Юнги улыбается как-то совсем по-глупому, заставляя Тэхёна довольно ухмыльнуться на прозвучавшую секунду назад фразу. Наверное, они действительно чертовски разные, совершенно не похожие — но тут не действует правило магнитов или противоположностей. Просто иногда такое случается. И нет иного названия этому, чем то самое, порой сказанное в кромешной тишине, чтобы никто не услышал «т а к о е».
— Я не удивлён.
— Зато я всё теперь прекрасно знаю про септиму. Есть ли про септиму какие-нибудь легенды?
— Думаю, что теперь, и правда, есть, — Тэ по-теплому улыбается, напоминая ещё совсем раннее майское солнце, которое, скорее не греет, а просто даёт о себе знать (а от этого и без того действительно тепло).
Юнги смотрит на замолкнувшего Тэхёна выжидающее, словно поджигая в глазах и без того будто полыхающий в радужках интерес, что остаётся там непогасшей свечёй, пока Тэ не начинает говорить снова — тихо, неспешно — как только и умеет.
— Октава — отражение двух одинаковых, но совершенно разных душ; словно последствие зеркал, которые смотрят друг на друга — и видят одно и тоже, никогда не коснувшись. Октава может блуждать по клавишам — но никогда не узнает собственное отражение, звучащее где там — за семь тысяч неизмеряемого от неё, что будто улетает эхом для одной ноты вниз — глубже, а для другой вверх — к сиянию. История печали и октавы как синонимы, потому что если печаль любит боль, то октава играет эту боль дважды — то глубже, то выше — к сиянию.
— И? Я что-то ничего не понял.
Юнги смотрит на вдохновившегося Кима, чьи слова совершенно тихие, пропитанные ромашковой чуткостью и романтичностью, что смешана с остатками клубничного молока. И не может поверить, что об одном интервале можно рассказать столько, сколько Юнги не мог бы говорить о всех правилах, существующих в баскетболе.
— Октава — отражение двух совершенно разных, но одинаковых людей, нот, душ... Неважно. Октава — это феномен. Октава не существует в реальности, потому что октава — и есть одно сплошное противоречие. Она не должна существовать. Но октава — признанная в мире настоящая гармония, которую не имеет ни один интервал в этой вселенной. И... Октава, наверное, и является той самой легендой, потому что не укладывается в голове человека. Она просто есть.
И Юнги хочется сказать что-то в ответ или поддержать разговор, но у Тэхёна слабая улыбка, играющая на уголках губ потерянными в поле ромашками и рваное, но действительно тихое дыхание.
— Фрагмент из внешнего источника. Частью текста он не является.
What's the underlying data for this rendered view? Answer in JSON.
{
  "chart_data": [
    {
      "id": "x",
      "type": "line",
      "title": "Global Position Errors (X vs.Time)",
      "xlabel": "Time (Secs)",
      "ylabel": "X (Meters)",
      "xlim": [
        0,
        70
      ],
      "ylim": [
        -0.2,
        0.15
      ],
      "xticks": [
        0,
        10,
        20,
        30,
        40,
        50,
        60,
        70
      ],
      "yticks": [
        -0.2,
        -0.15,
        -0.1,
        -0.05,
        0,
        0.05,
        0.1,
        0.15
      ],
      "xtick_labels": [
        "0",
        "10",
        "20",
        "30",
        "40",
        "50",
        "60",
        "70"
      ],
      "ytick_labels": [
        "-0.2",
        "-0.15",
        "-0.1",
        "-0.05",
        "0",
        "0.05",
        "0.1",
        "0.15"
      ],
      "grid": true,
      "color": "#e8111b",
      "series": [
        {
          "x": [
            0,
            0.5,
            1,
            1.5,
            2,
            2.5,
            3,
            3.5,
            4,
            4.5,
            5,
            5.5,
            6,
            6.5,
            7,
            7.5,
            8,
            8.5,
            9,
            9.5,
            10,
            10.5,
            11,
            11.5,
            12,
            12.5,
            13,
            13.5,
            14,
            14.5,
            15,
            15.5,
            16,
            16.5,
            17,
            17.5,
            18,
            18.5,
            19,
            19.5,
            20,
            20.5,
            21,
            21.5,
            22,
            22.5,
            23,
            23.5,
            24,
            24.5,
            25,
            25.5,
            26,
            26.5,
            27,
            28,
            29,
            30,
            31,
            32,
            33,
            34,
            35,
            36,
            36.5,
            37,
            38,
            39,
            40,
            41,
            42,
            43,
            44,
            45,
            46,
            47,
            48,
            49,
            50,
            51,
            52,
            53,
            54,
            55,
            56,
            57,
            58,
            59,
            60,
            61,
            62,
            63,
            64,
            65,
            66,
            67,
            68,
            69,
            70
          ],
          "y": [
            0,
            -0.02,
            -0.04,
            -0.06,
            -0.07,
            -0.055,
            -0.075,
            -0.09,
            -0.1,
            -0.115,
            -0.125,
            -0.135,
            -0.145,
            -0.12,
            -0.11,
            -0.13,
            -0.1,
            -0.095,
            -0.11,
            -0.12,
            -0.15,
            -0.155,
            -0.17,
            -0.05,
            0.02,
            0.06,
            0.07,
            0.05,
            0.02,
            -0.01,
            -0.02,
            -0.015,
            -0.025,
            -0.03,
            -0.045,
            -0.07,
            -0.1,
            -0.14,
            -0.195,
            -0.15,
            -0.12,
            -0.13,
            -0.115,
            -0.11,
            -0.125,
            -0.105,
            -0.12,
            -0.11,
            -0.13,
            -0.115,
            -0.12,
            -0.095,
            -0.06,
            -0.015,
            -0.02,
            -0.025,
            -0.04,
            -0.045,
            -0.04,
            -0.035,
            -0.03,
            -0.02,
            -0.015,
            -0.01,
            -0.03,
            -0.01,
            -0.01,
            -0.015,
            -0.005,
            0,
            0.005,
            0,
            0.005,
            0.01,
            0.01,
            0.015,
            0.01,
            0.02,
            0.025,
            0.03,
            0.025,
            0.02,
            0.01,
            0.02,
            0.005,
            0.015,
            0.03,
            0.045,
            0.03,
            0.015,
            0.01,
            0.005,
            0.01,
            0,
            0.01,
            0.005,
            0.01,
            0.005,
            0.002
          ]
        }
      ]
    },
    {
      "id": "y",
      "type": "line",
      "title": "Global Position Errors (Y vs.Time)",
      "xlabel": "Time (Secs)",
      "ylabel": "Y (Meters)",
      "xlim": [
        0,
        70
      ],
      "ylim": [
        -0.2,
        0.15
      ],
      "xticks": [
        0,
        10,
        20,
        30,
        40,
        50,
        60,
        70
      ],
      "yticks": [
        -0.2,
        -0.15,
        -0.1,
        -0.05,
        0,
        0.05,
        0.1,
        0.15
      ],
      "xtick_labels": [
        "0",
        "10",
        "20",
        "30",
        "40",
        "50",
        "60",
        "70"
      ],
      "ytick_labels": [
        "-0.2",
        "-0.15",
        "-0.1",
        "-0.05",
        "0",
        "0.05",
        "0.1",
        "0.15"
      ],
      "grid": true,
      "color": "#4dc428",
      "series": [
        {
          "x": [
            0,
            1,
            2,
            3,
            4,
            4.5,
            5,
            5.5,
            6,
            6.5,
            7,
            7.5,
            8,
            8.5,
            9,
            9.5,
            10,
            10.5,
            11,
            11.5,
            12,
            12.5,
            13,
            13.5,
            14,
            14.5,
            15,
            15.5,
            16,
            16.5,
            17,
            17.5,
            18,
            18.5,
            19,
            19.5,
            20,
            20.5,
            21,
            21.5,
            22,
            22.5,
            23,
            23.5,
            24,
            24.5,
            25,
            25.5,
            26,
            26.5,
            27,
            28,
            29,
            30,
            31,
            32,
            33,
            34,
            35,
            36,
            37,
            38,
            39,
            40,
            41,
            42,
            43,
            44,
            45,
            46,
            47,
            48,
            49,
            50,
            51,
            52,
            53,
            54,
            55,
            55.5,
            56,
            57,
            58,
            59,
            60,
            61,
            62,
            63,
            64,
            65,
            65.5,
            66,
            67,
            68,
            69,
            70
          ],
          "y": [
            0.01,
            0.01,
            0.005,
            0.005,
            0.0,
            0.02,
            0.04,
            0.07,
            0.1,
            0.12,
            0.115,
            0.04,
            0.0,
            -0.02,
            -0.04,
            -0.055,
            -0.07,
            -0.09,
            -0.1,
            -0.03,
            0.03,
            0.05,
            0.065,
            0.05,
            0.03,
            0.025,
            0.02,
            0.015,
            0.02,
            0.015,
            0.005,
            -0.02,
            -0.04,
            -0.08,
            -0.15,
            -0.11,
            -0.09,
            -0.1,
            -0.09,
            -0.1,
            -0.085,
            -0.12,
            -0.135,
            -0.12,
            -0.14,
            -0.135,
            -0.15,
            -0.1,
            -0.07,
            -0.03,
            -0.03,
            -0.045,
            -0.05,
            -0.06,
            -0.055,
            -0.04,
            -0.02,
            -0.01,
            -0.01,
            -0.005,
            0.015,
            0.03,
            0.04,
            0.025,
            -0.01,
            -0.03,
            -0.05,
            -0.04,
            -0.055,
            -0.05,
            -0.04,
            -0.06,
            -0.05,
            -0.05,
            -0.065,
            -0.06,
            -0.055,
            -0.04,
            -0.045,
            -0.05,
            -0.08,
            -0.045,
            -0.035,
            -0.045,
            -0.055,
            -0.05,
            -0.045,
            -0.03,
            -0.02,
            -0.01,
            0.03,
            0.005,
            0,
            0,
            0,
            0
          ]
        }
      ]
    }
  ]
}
Он не смотрит ни вперёд, ни даже на собственные руки — куда-то в целое никуда, и не меньше. И, наверное, во всех этих словах и даже обычном интервале смысла больше, чем во всей нашей вселенной. Юнги так хочется думать и одновременно не хочется.
— Это похоже не противоречивые чувства, — добавляет Тэхён. — Очень похоже.
— И что бывает, когда они заканчиваются?
— Обычно... Септима, — и вряд ли Тэхён когда-нибудь расскажет что-то о септиме также, как пару секунд назад говорил о октаве.
И вряд ли Юнги отважится спросить, потому что Тэ не захочет объяснять. И это нормально, потому что их отношения и есть та самая октава.
Как одно целое.
Отражение друг друга.
Благозвучие, которого быть не должно.
Тэхён и Юнги — та самая, сыгранная на пыльных клавишах, октава.
ч. 8
Примечания:
Вот так вот и выглядят концы.
Признаюсь, что мне немного грустно, потому что эта работа напоминала мне мою продолжительную учёбу в музыкальной школе, и это, если честно, грело душу. И эти... Легенды про каждый интервал... Что-то отдельное, серьезно. Правда, октаву я посчитала более подходящей для этой истории.
А ещё я хочу сказать спасибо всем, кто читал как до удаления и/или после удаления. Эта работа возвращена на своё законное место (спасибо, Аня). И да, hedley — perfect — реально отдельная эстетика (версия фортепиано).
Октава — конец и начало одновременно.
Конец в этой истории и начало ИХ жизни в моей фантазии.